By Michael B. Marois


July 20 (Bloomberg) -- Governor Arnold Schwarzenegger and lawmakers in California, which has paid bills with IOUs for three weeks, say they may be one negotiating session away from an agreement to close the state’s $26 billion deficit.

The legislative leaders are scheduled to meet today behind closed doors in Schwarzenegger’s Sacramento office, after senior Democrats announced July 17 that they thought they might announce an agreement last evening. That meeting was scrapped because of scheduling problems, they said.

“Staff continues to work through issues, and we remain in a position to close on an agreement very quickly,” Schwarzenegger’s Press Secretary Aaron McLear said.

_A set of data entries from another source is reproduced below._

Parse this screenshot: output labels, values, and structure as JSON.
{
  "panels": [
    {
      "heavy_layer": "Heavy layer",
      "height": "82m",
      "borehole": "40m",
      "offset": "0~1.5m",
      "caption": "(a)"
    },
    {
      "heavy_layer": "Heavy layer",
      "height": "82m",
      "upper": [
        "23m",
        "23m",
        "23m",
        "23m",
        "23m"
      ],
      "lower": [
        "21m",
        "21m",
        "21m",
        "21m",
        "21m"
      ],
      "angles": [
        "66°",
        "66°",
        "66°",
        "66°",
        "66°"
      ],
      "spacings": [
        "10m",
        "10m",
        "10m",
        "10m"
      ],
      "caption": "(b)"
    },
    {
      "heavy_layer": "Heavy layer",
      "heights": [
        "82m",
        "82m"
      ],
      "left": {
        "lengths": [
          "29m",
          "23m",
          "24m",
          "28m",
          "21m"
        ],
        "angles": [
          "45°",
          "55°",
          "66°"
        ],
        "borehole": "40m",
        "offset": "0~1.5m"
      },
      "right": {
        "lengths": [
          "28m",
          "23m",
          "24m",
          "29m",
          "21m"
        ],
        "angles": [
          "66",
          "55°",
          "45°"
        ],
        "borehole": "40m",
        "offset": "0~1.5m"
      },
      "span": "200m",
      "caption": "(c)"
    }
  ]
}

Schwarzenegger and lawmakers have been at an impasse since May over how to fill the hole in the $100 billion annual budget caused by the longest recession since the 1930s. The clash forced California to begin paying some bills with IOUs on July 2 to avoid running out of cash, and prompted Fitch Ratings and Moody’s Investors Service to cut the state’s credit rating to a few grades above so-called high-yield, high-risk junk ratings.

California’s finances have deteriorated more quickly than elected officials have responded. In February, Schwarzenegger approved tax increases and spending cuts meant to eliminate what was then a $42 billion budget deficit through June 2010 only to see the gap re-emerge as the recession battered tax collections.

Since the budget was approved in February, finance officials found that tax revenue was likely to decline another $13 billion between then and the conclusion of the current fiscal year, June 30, 2010. Voters rejected a package of tax and fee measures in May that would have narrowed the gap.

Progress Noted

Speaker of the Assembly Karen Bass of Los Angeles and Senate President Pro Tem Darrell Steinberg of Sacramento, both Democrats, emerged from a late-night meeting with Schwarzenegger and top Republican lawmakers July 17 and said they believed they were close to an agreement.

Legislative staff and lawyers spent the last two days reviewing a method to cut school funding and how to best repay the money when the economy rebounds. Disagreement over that issue stalled negotiations July 16.

If an agreement is announced, it would still require lawmaker approval in both chambers of the Legislature. While Democrats control both the Senate and the Assembly, they are six votes shy of a two-thirds supermajority needed to pass the measures. Bass and Steinberg told rank-and-file lawmakers that a vote might come by July 22 or July 23.

The rating cuts by Fitch and Moody’s put California’s creditworthiness where it was in December 2003, when Schwarzenegger tightened the state’s fiscal bind by honoring a campaign pledge to slash a car tax. By comparison, before the end of the Cold War, which battered military contractors in California, the state had the top credit grade from all three bond rating companies.